Dlaczego tak uważasz? - powiedział bezbarwnym tonem, uparcie patrząc na drogę. A
zawsze muszę mu przypominać, że to nie film, chociaż jesteśmy w Ameryce.
Ledwie się do mnie odzywasz. Co powiedziałam nie tak?
Milczał długo, a ja czekałam, chociaż jestem taka niecierpliwa. W końcu wyjaśnił:
To twoje „słucham”.
Moje oczy zrobiły się wielkie jak spodki i oddech przyspieszył.
Co? N-nie... Nie przerażaj mnie, Joe!
Przerażam cię? - spojrzał na mnie szybko, zimno. - Przeraża cię myśl o małżeństwie?
Mówiłam... Mówiłam, że to nie byle co. Chcesz być ze mną na zawsze?
Tak. Tak, kocham cię tak bardzo, jesteś dla mnie tak bardzo ważna, że chcę cię
poślubić. - powiedział twardo. Byłam prawie pewna, że ledwie powstrzymał się od
dodania jakiegoś przekleństwa. Naprawdę mnie przerażał.
Nie wyobrażam sobie nas jako statecznego, nudnego małżeństwa. Ja jako kura
domowa, wychowując dzieci? Nieee...
I tak mieszkamy razem. Czyli seks jest dla ciebie ważniejszy? - zakpił.

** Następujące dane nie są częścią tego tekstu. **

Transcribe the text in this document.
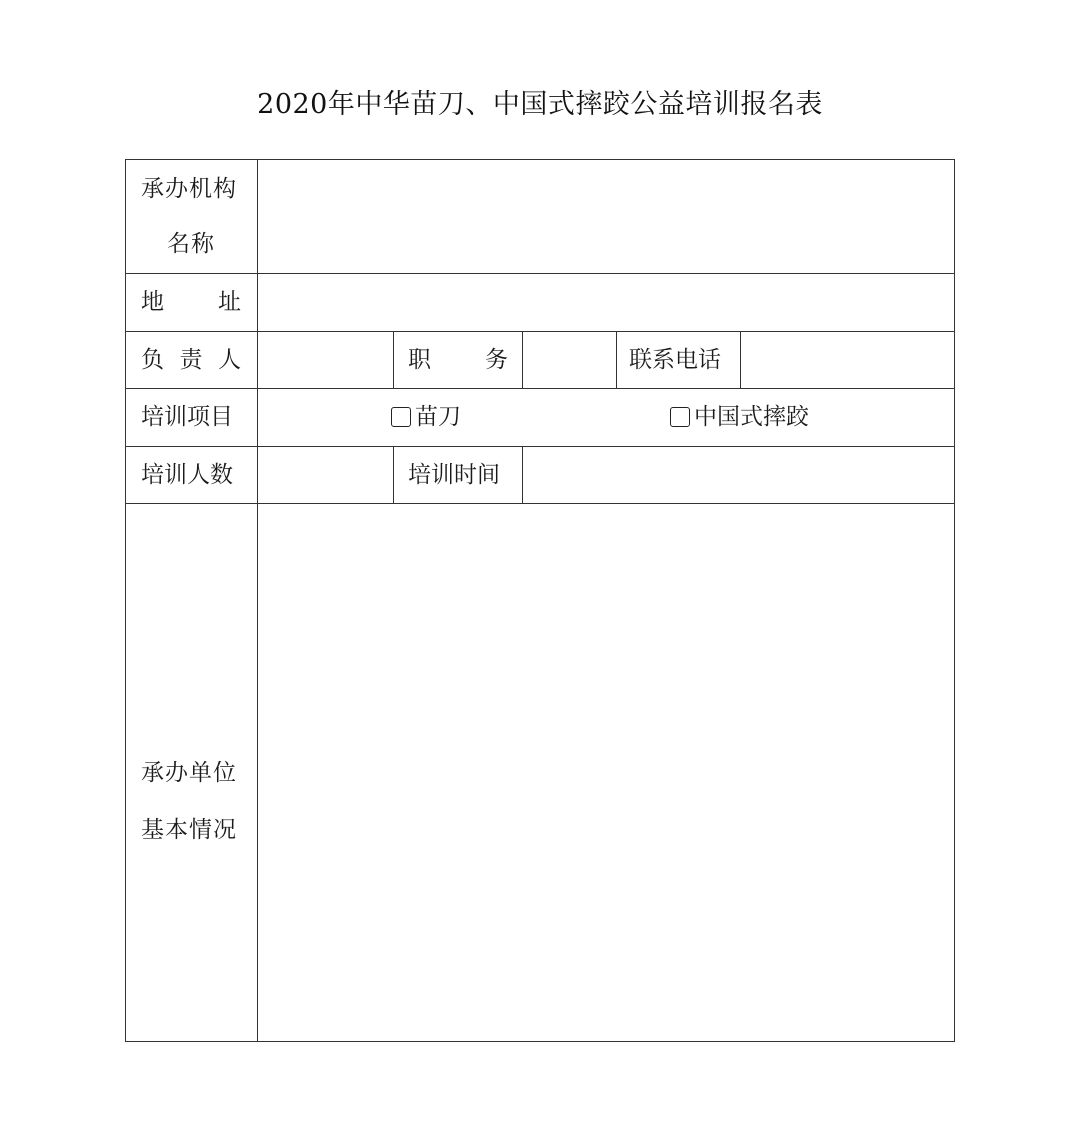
2020年中华苗刀、中国式摔跤公益培训报名表
承办机构
名称
地 址
负 责 人	职 务	联系电话
培训项目	苗刀	中国式摔跤
培训人数	培训时间
承办单位
基本情况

Gdyby był, to byśmy się nie pieprzyli, do kurwy nędzy! - warknęłam. Też byłam
naprawdę sfrustrowana i zła; naprawdę nigdy nie używam takich słów do opisywania
stosunku. - Gdyby chodziło mi tylko o seks, nie dałabym się namówić Belli na lot do
Toluca Lake i nie pogodziłabym się z tobą! Znacznie bliżej mogłam znaleźć faceta tylko
do łóżka! A co do mieszkania, to inna sprawa!
Inna sprawa, uważasz? Nic wielkiego? - nadal kpił.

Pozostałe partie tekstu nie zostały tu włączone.